Studying Qubit Interactions with Multimode Cavities Using QuTiP

TL;DR

This paper uses QuTiP to simulate complex qubit-cavity interactions, replicating experimental results and exploring effects of coupling strength, multiple cavities, and thermal losses in quantum systems.

Contribution

It develops simulation techniques for multi-mode qubit-cavity systems and validates them against experimental data, highlighting the advantages of multiple cavities for energy transfer.

Findings

Stronger couplings increase eigen-mode separation.

Multiple cavities improve energy transfer efficiency.

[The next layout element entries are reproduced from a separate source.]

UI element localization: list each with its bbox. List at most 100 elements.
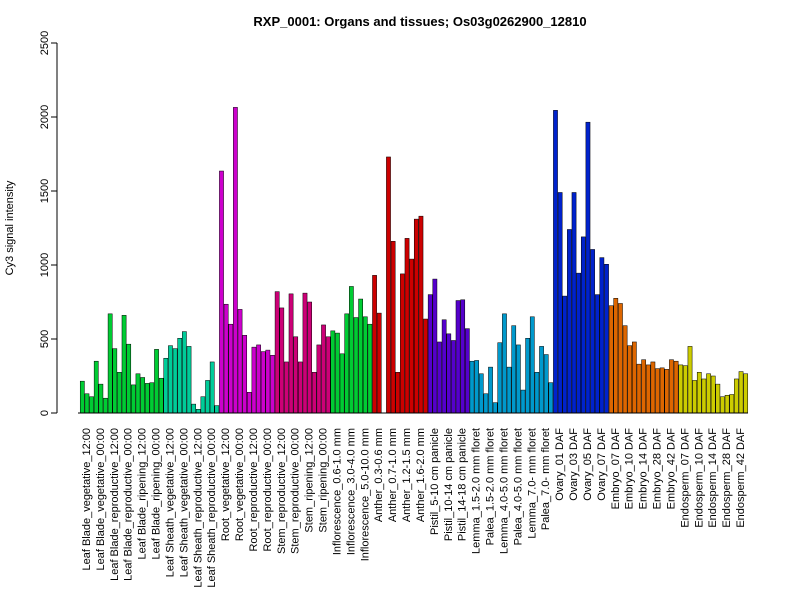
bar bbox=[525, 338, 530, 414]
x-tick-label: Root_reproductive_12:00 bbox=[248, 428, 260, 552]
x-tick-label: Stem_ripening_00:00 bbox=[318, 428, 330, 533]
bar bbox=[84, 393, 90, 414]
x-tick-label: Leaf Sheath_vegetative_12:00 bbox=[164, 428, 176, 577]
bar bbox=[567, 229, 572, 414]
x-tick-label: Root_reproductive_00:00 bbox=[262, 428, 274, 552]
bar bbox=[302, 292, 308, 414]
bar bbox=[590, 249, 595, 414]
x-tick-label: Embryo_14 DAF bbox=[638, 428, 650, 510]
bar bbox=[298, 361, 303, 414]
bar bbox=[279, 307, 285, 414]
bar bbox=[650, 361, 656, 414]
x-tick-label: Root_vegetative_00:00 bbox=[234, 428, 246, 541]
bar bbox=[358, 298, 363, 414]
bar bbox=[692, 380, 697, 414]
bar bbox=[395, 372, 401, 414]
bar bbox=[413, 218, 419, 414]
bar bbox=[659, 367, 665, 414]
bar bbox=[98, 383, 104, 414]
bar bbox=[307, 301, 312, 414]
bar bbox=[729, 394, 735, 414]
bar bbox=[548, 382, 554, 414]
bar bbox=[228, 323, 234, 414]
bar bbox=[386, 156, 391, 414]
bar bbox=[604, 264, 609, 414]
x-tick-label: Anther_1.2-1.5 mm bbox=[401, 428, 413, 522]
bar bbox=[131, 384, 136, 414]
bar bbox=[325, 336, 331, 414]
x-tick-label: Endosperm_07 DAF bbox=[679, 428, 691, 528]
bar bbox=[701, 378, 707, 414]
bar bbox=[423, 318, 428, 414]
bar bbox=[140, 377, 145, 414]
bar bbox=[237, 309, 243, 414]
bar bbox=[219, 170, 224, 414]
bar bbox=[594, 294, 600, 414]
bars-group bbox=[79, 107, 749, 414]
bar bbox=[274, 291, 280, 414]
bar bbox=[321, 324, 326, 414]
bar bbox=[622, 325, 628, 414]
x-tick-label: Root_vegetative_12:00 bbox=[220, 428, 232, 541]
bar bbox=[743, 373, 749, 414]
x-tick-label: Stem_reproductive_12:00 bbox=[276, 428, 288, 554]
x-tick-label: Anther_1.6-2.0 mm bbox=[415, 428, 427, 522]
x-tick-label: Inflorescence_5.0-10.0 mm bbox=[359, 428, 371, 561]
bar bbox=[474, 360, 479, 414]
bar bbox=[372, 275, 377, 414]
bar bbox=[618, 303, 623, 414]
x-tick-label: Anther_0.7-1.0 mm bbox=[387, 428, 399, 522]
bar bbox=[557, 192, 563, 414]
bar bbox=[182, 331, 187, 414]
bar bbox=[121, 315, 127, 414]
bar bbox=[158, 377, 164, 414]
x-tick-label: Embryo_28 DAF bbox=[652, 428, 664, 510]
bar bbox=[246, 392, 252, 414]
x-tick-label: Endosperm_42 DAF bbox=[735, 428, 747, 528]
x-tick-label: Leaf Sheath_vegetative_00:00 bbox=[178, 428, 190, 577]
bar bbox=[172, 348, 178, 414]
y-tick-label: 500 bbox=[39, 330, 51, 348]
x-tick-label: Ovary_05 DAF bbox=[582, 428, 594, 501]
x-tick-label: Inflorescence_0.6-1.0 mm bbox=[331, 428, 343, 555]
bar bbox=[720, 396, 725, 414]
bar bbox=[335, 332, 340, 414]
x-tick-label: Leaf Sheath_reproductive_12:00 bbox=[192, 428, 204, 588]
bar bbox=[311, 372, 317, 414]
x-tick-label: Leaf Blade_vegetative_12:00 bbox=[81, 428, 93, 571]
bar bbox=[645, 364, 651, 414]
bar bbox=[710, 375, 716, 414]
bar bbox=[260, 351, 266, 414]
bar bbox=[516, 344, 521, 414]
bar bbox=[135, 373, 141, 414]
bar bbox=[205, 380, 210, 414]
bar bbox=[112, 348, 118, 414]
x-tick-label: Endosperm_14 DAF bbox=[707, 428, 719, 528]
x-tick-label: Inflorescence_3.0-4.0 mm bbox=[345, 428, 357, 555]
bar bbox=[599, 257, 605, 414]
bar bbox=[251, 346, 257, 414]
bar bbox=[678, 364, 684, 414]
x-tick-label: Pistil_5-10 cm panicle bbox=[429, 428, 441, 535]
bar bbox=[696, 372, 702, 414]
bar bbox=[451, 340, 456, 414]
bar bbox=[163, 357, 169, 414]
bar bbox=[506, 366, 512, 414]
bar bbox=[465, 328, 470, 414]
x-tick-label: Leaf Blade_ripening_12:00 bbox=[137, 428, 149, 560]
bar bbox=[734, 378, 739, 414]
x-tick-label: Ovary_03 DAF bbox=[568, 428, 580, 501]
y-axis: 0 500 1000 1500 2000 2500 bbox=[39, 31, 58, 416]
bar bbox=[390, 241, 396, 414]
bar bbox=[585, 121, 591, 414]
chart-title: RXP_0001: Organs and tissues; Os03g02629… bbox=[253, 14, 586, 29]
x-tick-label: Lemma_7.0- mm floret bbox=[526, 428, 538, 539]
bar bbox=[284, 361, 289, 414]
bar bbox=[256, 344, 261, 414]
bar bbox=[520, 389, 526, 414]
bar bbox=[168, 345, 173, 414]
bar bbox=[469, 360, 475, 414]
bar bbox=[483, 393, 489, 414]
x-tick-labels: Leaf Blade_vegetative_12:00 Leaf Blade_ve… bbox=[81, 428, 747, 588]
bar bbox=[683, 365, 688, 414]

Simulation results closely match experimental data.

Abstract

The project uses QuTiP, a quantum computing framework, to simulate interactions between two-qubits coupled with each other via three resonators. The main aim of this project is to build machinery of techniques to understand complex qubit-cavity interactions using QuTiP's functionalities. The system simulated mimics the one constructed by McKay et. al. (M15) and the results of the simulations closely agree with M15's experimental results. The effect of the coupling strength between the qubits and the cavities is studied. It was observed that stronger couplings generated larger separations between the eigen-modes. Studies involving resonance were used to construct the iSWAP gate, a universal quantum logic gate. This study showed the importance of external thermal losses due to cavity dissipation, and qubit decay and dephasing. The Landau-Zener model was tested for the case of multiple crossing; the model motivated the comparison of three scenarios where the 2 qubits were coupled via 1 cavity, 3 cavities, and 6 cavities. The study concluded that having multiple modes, which is a consequence of having multiple cavities, is advantageous for transferring energy from the qubit to the cavity. Finally, the ac-Stark shift was measured in the system and its dynamics showed excellent agreement with the experimental results obtained by M15.